Sun Rises two Days Early in Greenland

Novelist Ernest Hemingway wrote “The Sun Also Rises,” and like everywhere on Earth, it also rose in the tiny fishing town of Ilulissat, Greenland on January 11, 2011.

Except the sun wasn’t supposed to rise there until January 13th; it appeared in the sky a full two days early.

Astronomers agree that the sun should have ended its six week absence on January 13th. Yet as astounded residents of the tiny Greenland village watched, the sun crept up over the horizon at about 1 p.m. on the 11th. As far as anyone can determine, the sun has never risen early.

Pole shift?

Some conspiracy-theory bloggers immediately dashed to their computers and posted that the current shift in the magnetic poles had somehow shifted the Earth physically on its axis. Others believed it to be a numerological spiritual sign signified by the date 1-11-11.

Not to worry, assured scientists, the early rising sun was most likely caused by the continuing ice sheet melt in parts of the Arctic Circle. The refraction of the ice and the atmosphere bent the light of the sun and allowed it to be seen two days early—despite the fact that the sun actually still lay below the horizon.

The same effect can often happen at sunsets. The refraction of light traveling through the thicker atmosphere nearer the horizon bends the sun’s light rays and allows it to be seen for several minutes longer than it’s actually visible—it’s already set.

It’s a plausible explanation, but they’re not certain it’s the right one.

As for the Earth keeling over on its axis? “The constellation of the stars has not changed and if it did the data of Earth’s axis and rotation would be monitored minute by minute all over the world,” Wolfgang Lenhardt, the head of the geophysics department at the Central Institute for Meteorology and Geodynamics in Vienna told the UK Daily Mail during a brief interview. “The data of the Earth’s axis and Earth’s rotation are monitored continuously and meticulously and we would know if that had happened.”

Atmospheric phenomenon

The early appearance of the sun was most likely caused by topographical changes on the visible horizon brought about by the melting ice, asserted astronomer Thomas Posch from the Institute of Astronomy at the University of Vienna. He stated that as the ice sinks the horizon drops and that’s “by far the most obvious explanation.”
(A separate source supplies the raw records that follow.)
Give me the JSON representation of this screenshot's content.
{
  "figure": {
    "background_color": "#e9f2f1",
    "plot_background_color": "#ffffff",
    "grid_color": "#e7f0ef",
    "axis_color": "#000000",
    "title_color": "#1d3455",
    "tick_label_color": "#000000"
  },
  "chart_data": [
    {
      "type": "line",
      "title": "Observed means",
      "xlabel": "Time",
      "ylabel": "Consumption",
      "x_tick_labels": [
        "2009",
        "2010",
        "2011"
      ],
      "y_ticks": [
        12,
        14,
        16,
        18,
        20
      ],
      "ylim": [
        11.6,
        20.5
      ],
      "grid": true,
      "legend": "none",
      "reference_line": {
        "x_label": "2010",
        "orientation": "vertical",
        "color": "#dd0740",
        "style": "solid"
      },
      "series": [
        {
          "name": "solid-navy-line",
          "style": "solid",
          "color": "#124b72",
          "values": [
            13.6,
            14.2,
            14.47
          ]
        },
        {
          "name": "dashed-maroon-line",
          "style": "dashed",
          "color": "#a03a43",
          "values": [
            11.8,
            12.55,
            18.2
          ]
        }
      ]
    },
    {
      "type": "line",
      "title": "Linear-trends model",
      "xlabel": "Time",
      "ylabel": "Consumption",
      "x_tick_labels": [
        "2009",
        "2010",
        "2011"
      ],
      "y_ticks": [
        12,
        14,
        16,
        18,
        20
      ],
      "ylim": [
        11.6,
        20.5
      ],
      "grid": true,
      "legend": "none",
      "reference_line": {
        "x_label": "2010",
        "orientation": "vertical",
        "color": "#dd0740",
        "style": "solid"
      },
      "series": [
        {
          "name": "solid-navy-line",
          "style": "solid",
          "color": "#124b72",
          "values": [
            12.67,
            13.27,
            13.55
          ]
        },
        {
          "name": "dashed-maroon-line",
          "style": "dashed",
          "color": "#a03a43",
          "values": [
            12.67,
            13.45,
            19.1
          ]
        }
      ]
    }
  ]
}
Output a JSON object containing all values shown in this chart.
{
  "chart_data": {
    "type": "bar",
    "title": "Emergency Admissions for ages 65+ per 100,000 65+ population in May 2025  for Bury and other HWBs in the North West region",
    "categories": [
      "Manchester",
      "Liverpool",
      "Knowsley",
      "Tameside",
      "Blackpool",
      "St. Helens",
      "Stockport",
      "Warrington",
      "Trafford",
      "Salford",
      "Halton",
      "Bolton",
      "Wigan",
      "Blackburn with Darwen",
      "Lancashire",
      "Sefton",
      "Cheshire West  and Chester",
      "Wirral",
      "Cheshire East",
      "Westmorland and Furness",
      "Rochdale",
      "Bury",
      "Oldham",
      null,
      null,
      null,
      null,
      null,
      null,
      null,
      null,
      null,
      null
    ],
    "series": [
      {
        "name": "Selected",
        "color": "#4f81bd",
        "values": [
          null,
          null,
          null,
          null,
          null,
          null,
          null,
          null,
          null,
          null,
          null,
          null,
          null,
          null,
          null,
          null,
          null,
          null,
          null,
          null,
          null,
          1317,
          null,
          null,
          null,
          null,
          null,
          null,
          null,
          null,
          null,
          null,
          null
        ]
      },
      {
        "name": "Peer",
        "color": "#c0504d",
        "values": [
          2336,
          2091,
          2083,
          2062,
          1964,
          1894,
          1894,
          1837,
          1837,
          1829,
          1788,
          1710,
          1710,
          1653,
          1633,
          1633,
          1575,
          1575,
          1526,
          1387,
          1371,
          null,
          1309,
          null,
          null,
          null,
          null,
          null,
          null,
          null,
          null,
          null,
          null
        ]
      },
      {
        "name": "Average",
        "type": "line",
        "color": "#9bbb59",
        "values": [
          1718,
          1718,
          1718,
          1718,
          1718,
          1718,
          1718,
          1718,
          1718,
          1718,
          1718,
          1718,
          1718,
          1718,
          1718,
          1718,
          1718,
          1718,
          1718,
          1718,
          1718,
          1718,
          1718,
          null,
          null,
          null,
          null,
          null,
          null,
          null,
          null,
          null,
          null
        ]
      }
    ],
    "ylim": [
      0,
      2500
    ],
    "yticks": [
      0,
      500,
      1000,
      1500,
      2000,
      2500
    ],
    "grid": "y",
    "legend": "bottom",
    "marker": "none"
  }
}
The Austrian scientist also suggested that another explanation for the phenomenon might have been the by-product of an atmospheric disturbance.

A local broadcasting station—KBR radio—reported that the residents of Ilulissat became fearful and worried as the strange phenomenon unfolded during the early afternoon.

“The sun is not supposed to be here until January 13th, something isn’t right,” fretted a 74-year old Ilulissat resident to a KBR reporter. He said the sun had never, ever risen early for as far back as he could remember.